I work in this arena and the data is actually incorrect. It is much worse than stated in your quote. Plasma TV's operate at a Frequency/refresh rate of 480Hz, and have done so for over four years. Now, the LCD TV's are joining the game, with sets offering refresh rates of 120Hz, and the latest, greatest ones now can refresh at 240Hz! I receive data from vendors that I can't quote here, but I am looking for data that I can post and verify to all.
This information I thought at first was a potential game changer.

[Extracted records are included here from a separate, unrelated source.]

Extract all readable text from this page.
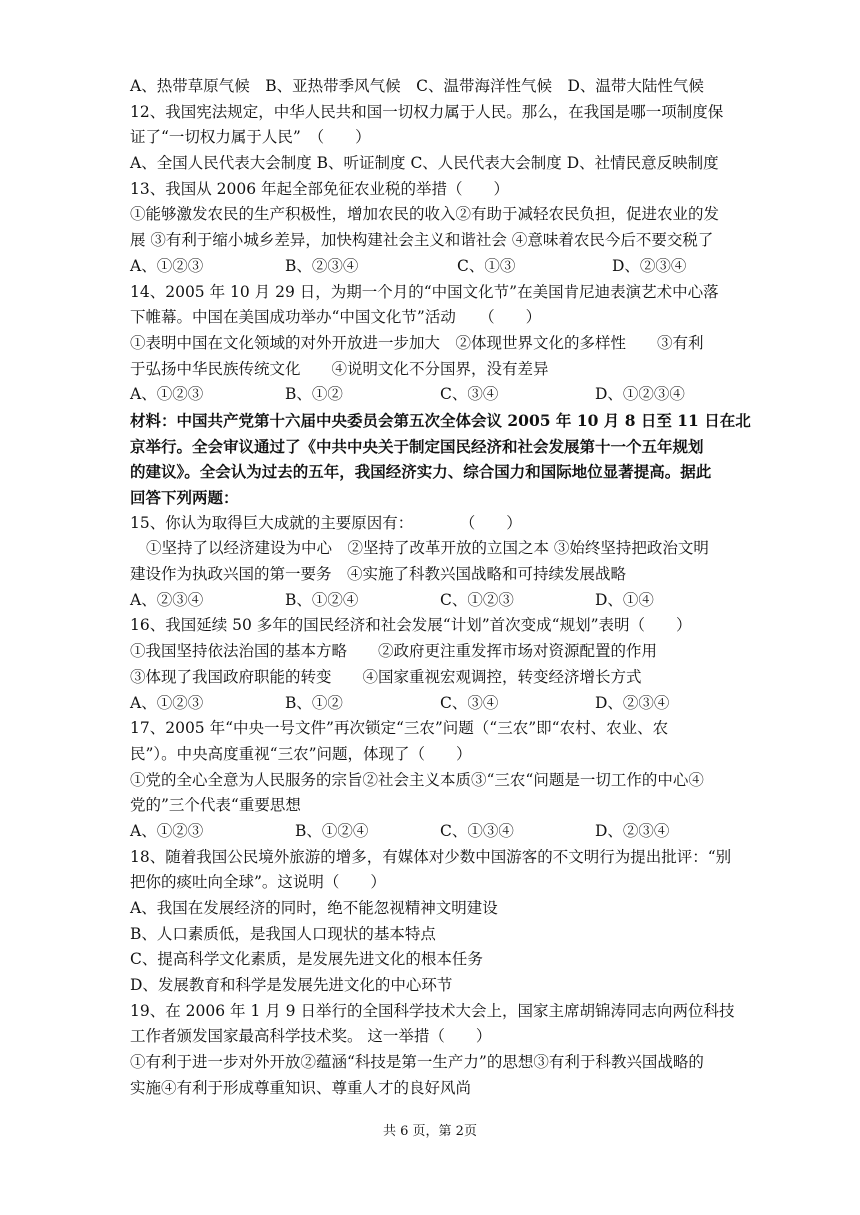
A、热带草原气候　B、亚热带季风气候　C、温带海洋性气候　D、温带大陆性气候
12、我国宪法规定，中华人民共和国一切权力属于人民。那么，在我国是哪一项制度保
证了“一切权力属于人民”　（　　）
A、全国人民代表大会制度 B、听证制度 C、人民代表大会制度 D、社情民意反映制度
13、我国从 2006 年起全部免征农业税的举措（　　）
①能够激发农民的生产积极性，增加农民的收入②有助于减轻农民负担，促进农业的发
展 ③有利于缩小城乡差异，加快构建社会主义和谐社会 ④意味着农民今后不要交税了
A、①②③	B、②③④	C、①③	D、②③④
14、2005 年 10 月 29 日，为期一个月的“中国文化节”在美国肯尼迪表演艺术中心落
下帷幕。中国在美国成功举办“中国文化节”活动　　（　　）
①表明中国在文化领域的对外开放进一步加大　②体现世界文化的多样性　　③有利
于弘扬中华民族传统文化　　④说明文化不分国界，没有差异
A、①②③	B、①②	C、③④	D、①②③④
材料：中国共产党第十六届中央委员会第五次全体会议 2005 年 10 月 8 日至 11 日在北
京举行。全会审议通过了《中共中央关于制定国民经济和社会发展第十一个五年规划
的建议》。全会认为过去的五年，我国经济实力、综合国力和国际地位显著提高。据此
回答下列两题：
15、你认为取得巨大成就的主要原因有：　　　　（　　）
①坚持了以经济建设为中心　②坚持了改革开放的立国之本 ③始终坚持把政治文明
建设作为执政兴国的第一要务　④实施了科教兴国战略和可持续发展战略
A、②③④	B、①②④	C、①②③	D、①④
16、我国延续 50 多年的国民经济和社会发展“计划”首次变成“规划”表明（　　）
①我国坚持依法治国的基本方略　　②政府更注重发挥市场对资源配置的作用
③体现了我国政府职能的转变　　④国家重视宏观调控，转变经济增长方式
A、①②③	B、①②	C、③④	D、②③④
17、2005 年“中央一号文件”再次锁定“三农”问题（“三农”即“农村、农业、农
民”）。中央高度重视“三农”问题，体现了（　　）
①党的全心全意为人民服务的宗旨②社会主义本质③“三农“问题是一切工作的中心④
党的”三个代表“重要思想
A、①②③	B、①②④	C、①③④	D、②③④
18、随着我国公民境外旅游的增多，有媒体对少数中国游客的不文明行为提出批评：“别
把你的痰吐向全球”。这说明（　　）
A、我国在发展经济的同时，绝不能忽视精神文明建设
B、人口素质低，是我国人口现状的基本特点
C、提高科学文化素质，是发展先进文化的根本任务
D、发展教育和科学是发展先进文化的中心环节
19、在 2006 年 1 月 9 日举行的全国科学技术大会上，国家主席胡锦涛同志向两位科技
工作者颁发国家最高科学技术奖。 这一举措（　　）
①有利于进一步对外开放②蕴涵“科技是第一生产力”的思想③有利于科教兴国战略的
实施④有利于形成尊重知识、尊重人才的良好风尚
共 6 页，第 2页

--All of the information I have looked at thus far has suggested that hypnotic effects wrt strobe lights occur with frequencies in the sub 120 Hz range. --So when you described Plasma screens operating at 480 Hz, I didn't at first know what to make of it. I don't know if light flickering at that speed is fast enough to appear to the subconscious as a solid light or as a strobe, and nothing I was able to find described anybody trying to measure cognitive reactions in people exposed to light strobing in that frequency range.
HOWEVER. . .
In searching, I quickly learned that the refresh rates of plasma screen televisions is a subject of intense interest to many people; it is discussed widely in home-entertainment forums. --Apparently, the frequency of light strobing from a plasma screen is not nearly as high as 480Hz at all. Even on the newest plasma televisions, it remains at or well below the 120 Hz range where cognition is affected. Nothing appears to have changed except advertising language. Apparently what has happened is simply that modern plasma screens have been divided up into 8 or more sections or, 'subfields'. As one poster in a forum put it:
[quote author=http://www.avsforum.com/avs-vb/archive/index.php/t-1006091.html]
"8 subfields per frame x 60 frames per second = 480 subfields per second = 480hz = Marketing jargon to compete with LCD 120Hz"
[/quote]
The patent describing this system is here. . .
http://www.patentstorm.us/patents/7050035/claims.html
In any case, it is good to know that you work in the field. I am sure everybody would be grateful to learn any new tidbits of info as they come along.
Cheers, and thank-you for raising this fascinating point.